Unified Threat Management (UTM) was coined by IDC to describe a product integrating several security features into a single appliance. This includes firewall, gateway anti-virus and intrusion detection and prevention capabilities.
The shift to UTM is part of a move by cyber security customers away from complex systems of bolted together solutions and towards dealing with a single vendor and most importantly, a single system of alerts.
CBR looks at some of the main UTM solutions on the market.
1. WatchGuard
WatchGuard provides UTM, Next Generation Firewall, secure wi-fi and network intelligence products to over 75,000 customers.
WatchGuard’s UTM product emphasises flexibility, with the option to upgrade it to a higher appliance model within the line using a software license key.
The solution aims to simplify administrative tasks such as log file management, auditing and compliance reporting.
It includes intrusion prevention service, application control, web blocker, antivirus, spam blocker, reputation enabled defence and network discovery.
Additional security modules available include data loss prevention, advanced persistent threat blocker and support service subscription.
Prices vary per organisation. The company is headquartered in Seattle, with officers across North America, Europe, Asia Pacific and Latin America.
2. Sophos
Sophos XG Firewall provides a control centre to oversee the network, users and applications within an organisation.
Within the control centre, users have access to a system panel, which displays the real-time status of system performance and connections. There is a basic colour code to simplify the alerts system; green indicates everything is fine, orange a warning and red that something needs immediate attention.

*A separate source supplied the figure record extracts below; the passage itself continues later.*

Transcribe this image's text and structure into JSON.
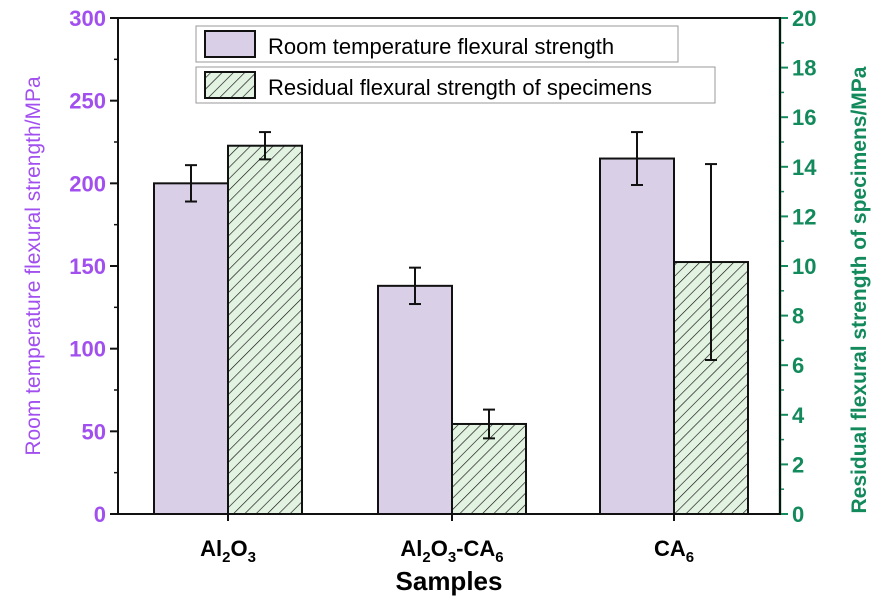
{
  "chart_data": {
    "type": "bar",
    "categories": [
      "Al2O3",
      "Al2O3-CA6",
      "CA6"
    ],
    "xlabel": "Samples",
    "ylabel": "Room temperature flexural strength/MPa",
    "ylabel_right": "Residual flexural strength of specimens/MPa",
    "ylim": [
      0,
      300
    ],
    "ylim_right": [
      0,
      20
    ],
    "yticks": [
      0,
      50,
      100,
      150,
      200,
      250,
      300
    ],
    "yticks_right": [
      0,
      2,
      4,
      6,
      8,
      10,
      12,
      14,
      16,
      18,
      20
    ],
    "legend_position": "top-center",
    "grid": false,
    "series": [
      {
        "name": "Room temperature flexural strength",
        "axis": "left",
        "values": [
          200,
          138,
          215
        ],
        "errors": [
          11,
          11,
          16
        ],
        "color": "#d9d0e7",
        "pattern": "solid"
      },
      {
        "name": "Residual flexural strength of specimens",
        "axis": "right",
        "values": [
          14.85,
          3.63,
          10.16
        ],
        "errors": [
          0.55,
          0.58,
          3.95
        ],
        "color": "#e2f3e2",
        "pattern": "hatch"
      }
    ],
    "colors": {
      "left_axis": "#a24ff0",
      "right_axis": "#138a5c"
    }
  }
}
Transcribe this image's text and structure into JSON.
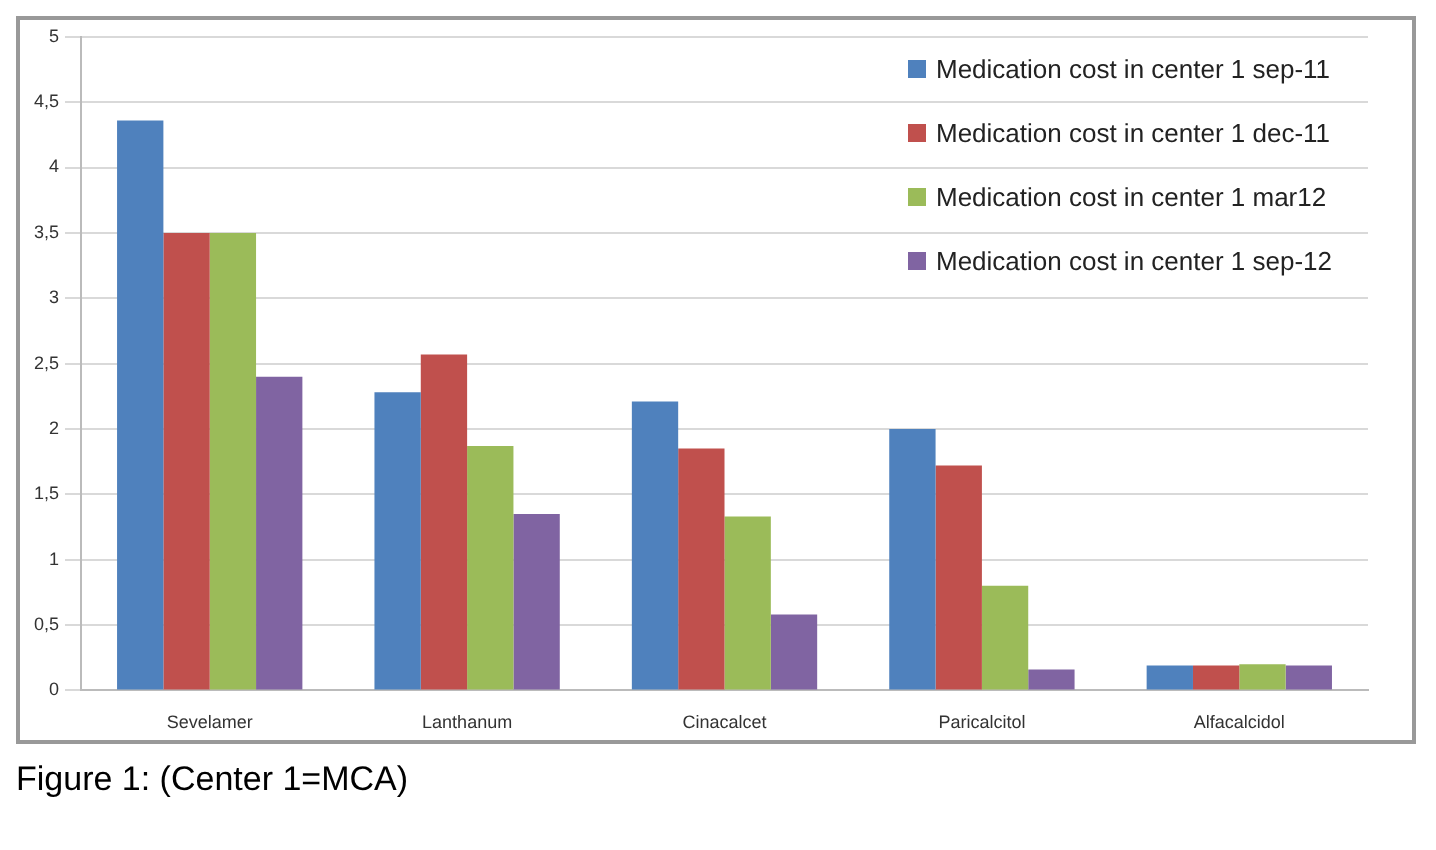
{
  "chart_data": {
    "type": "bar",
    "categories": [
      "Sevelamer",
      "Lanthanum",
      "Cinacalcet",
      "Paricalcitol",
      "Alfacalcidol"
    ],
    "series": [
      {
        "name": "Medication cost in center 1 sep-11",
        "color": "#4f81bd",
        "values": [
          4.36,
          2.28,
          2.21,
          2.0,
          0.19
        ]
      },
      {
        "name": "Medication cost in center 1 dec-11",
        "color": "#c0504d",
        "values": [
          3.5,
          2.57,
          1.85,
          1.72,
          0.19
        ]
      },
      {
        "name": "Medication cost in center 1 mar12",
        "color": "#9bbb59",
        "values": [
          3.5,
          1.87,
          1.33,
          0.8,
          0.2
        ]
      },
      {
        "name": "Medication cost in center 1 sep-12",
        "color": "#8064a2",
        "values": [
          2.4,
          1.35,
          0.58,
          0.16,
          0.19
        ]
      }
    ],
    "ylim": [
      0,
      5
    ],
    "yticks": [
      0,
      {
        "value": 0.5,
        "label": "0,5"
      },
      1,
      {
        "value": 1.5,
        "label": "1,5"
      },
      2,
      {
        "value": 2.5,
        "label": "2,5"
      },
      3,
      {
        "value": 3.5,
        "label": "3,5"
      },
      4,
      {
        "value": 4.5,
        "label": "4,5"
      },
      5
    ],
    "grid": "y",
    "legend": "top right",
    "annotations": [
      "Figure 1: (Center 1=MCA)"
    ]
  }
}
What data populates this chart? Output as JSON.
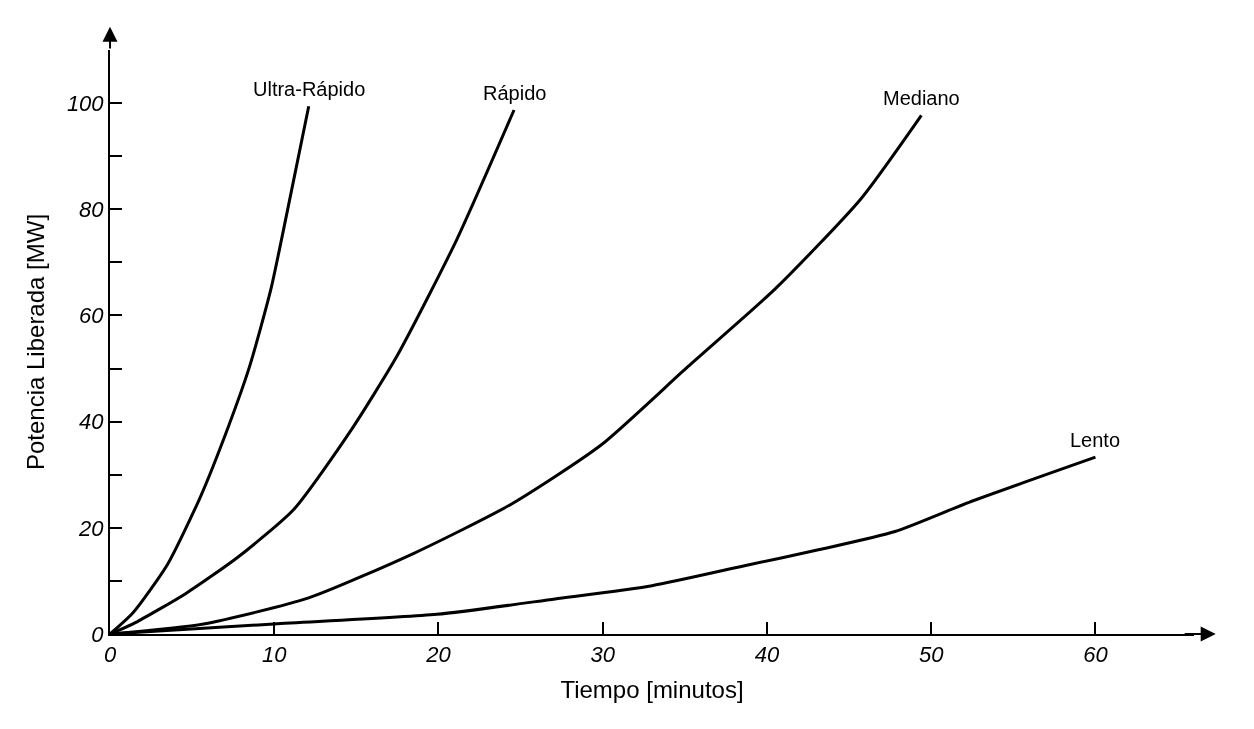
{
  "chart_data": {
    "type": "line",
    "xlabel": "Tiempo [minutos]",
    "ylabel": "Potencia Liberada [MW]",
    "xlim": [
      0,
      66
    ],
    "ylim": [
      0,
      110
    ],
    "xticks": [
      0,
      10,
      20,
      30,
      40,
      50,
      60
    ],
    "yticks": [
      0,
      {
        "value": 10,
        "label": null
      },
      20,
      {
        "value": 30,
        "label": null
      },
      40,
      {
        "value": 50,
        "label": null
      },
      60,
      {
        "value": 70,
        "label": null
      },
      80,
      {
        "value": 90,
        "label": null
      },
      100
    ],
    "legend": false,
    "marker": "none",
    "line_style": "solid",
    "series": [
      {
        "name": "Ultra-Rápido",
        "color": "#000000",
        "x": [
          0,
          1.4,
          3.5,
          5.5,
          7.2,
          8.5,
          9.8,
          10.8,
          12.1
        ],
        "values": [
          0,
          4,
          13.1,
          25.8,
          39,
          50.4,
          65,
          79.7,
          99.4
        ]
      },
      {
        "name": "Rápido",
        "color": "#000000",
        "x": [
          0,
          1.4,
          4.6,
          7.8,
          11.2,
          14.7,
          17.5,
          21.1,
          24.6
        ],
        "values": [
          0,
          1.9,
          7.6,
          14.5,
          23.5,
          38.5,
          52.5,
          74.2,
          98.7
        ]
      },
      {
        "name": "Mediano",
        "color": "#000000",
        "x": [
          0,
          5.7,
          12.1,
          18.5,
          24.4,
          29.9,
          35.2,
          40.5,
          45.7,
          49.4
        ],
        "values": [
          0,
          1.9,
          6.8,
          15.2,
          24.4,
          35.6,
          50.4,
          65,
          81.9,
          97.7
        ]
      },
      {
        "name": "Lento",
        "color": "#000000",
        "x": [
          0,
          10,
          19.9,
          27.1,
          33,
          38.7,
          43.2,
          47.8,
          52.3,
          60
        ],
        "values": [
          0,
          1.9,
          3.7,
          6.6,
          9.1,
          12.9,
          15.9,
          19.3,
          24.8,
          33.3
        ]
      }
    ]
  }
}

There is also a security heartbeat widget which indicates the health status of all endpoints managed within the Sophos Cloud.
Systems that may be infected will show up as yellow or red.
Unique to Sophos is the User Threat Quotient, which provides an indication of a user’s risk level based on their recent web and advanced threat activity. Again, it uses the colour code and goes red when a certain threshold of suspicious activity is passed.
3. Fortinet
Fortinet claims to be the market share leader, with over 100,000 network security appliances sold per quarter. The solution has been validated by NSS Labs, AV Comparative and Virus Bulletin amongst others.
The solution is managed through a single cloud-based console. It includes high-performance next generation firewall, VPN, IPS, application control, web filtering, antivirus, antispam and data loss prevention.
Fortinet also offers networking capabilities with routing, switching, WiFi, LAN, and WAN available.
4. Cyberoam
Cyberoam’s NG series is built on CyberoamOS, its new firmware which tightly integrates with the hardware for network and crypto acceleration to deliver high performance.
Cyberoam claims to offer some of the fastest UTM appliances, with up to 5 times the industry average throughputs. The appliances come with hardware that includes Gigahertz processors along with Gigabit Ethernet ports and high port density.
Main features include Application Visibility & Control, which prioritises applications based on user identity, time and bandwidth, improving the flexibility, visibility and control. The advanced controls can classify applications based on risk level, characteristics and technology, providing granular controls.
The solution uses a proactive protection model that removes the need for manual intervention by an administrator.
Available as a subscription is the Web Application Firewall, which protects web servers and applications from hackers.
Also included is support for new connectivity technologies including 4G. Cyberoam is also the first vendor to offer on-appliance reporting, which offers real-time logs and reports and removes the need to deploy a dedicated solution for doing so.
5. Cisco
The SA500 Series from Cisco is a UTM solution for small businesses, combining firewall, VPN and option IPS, email and content security capabilities.
Cisco’s solution series includes built-in a stateful packet inspection and IPS with protection from unwanted traffic.
The demilitarised zone can host file, web and internet-accessible servers without exposing the internal LAN network of the business to threats.
There are also web and URL filtering blocking known malicious sites and limiting employee internet access to appropriate websites. There are also built-in VPN capabilities.
The solutions are designed for small businesses with under 100 employees, businesses with small office routers, businesses aiming to improve employee productivity and businesses that need remote access to enable employees, partners and contractors to connect to the business network.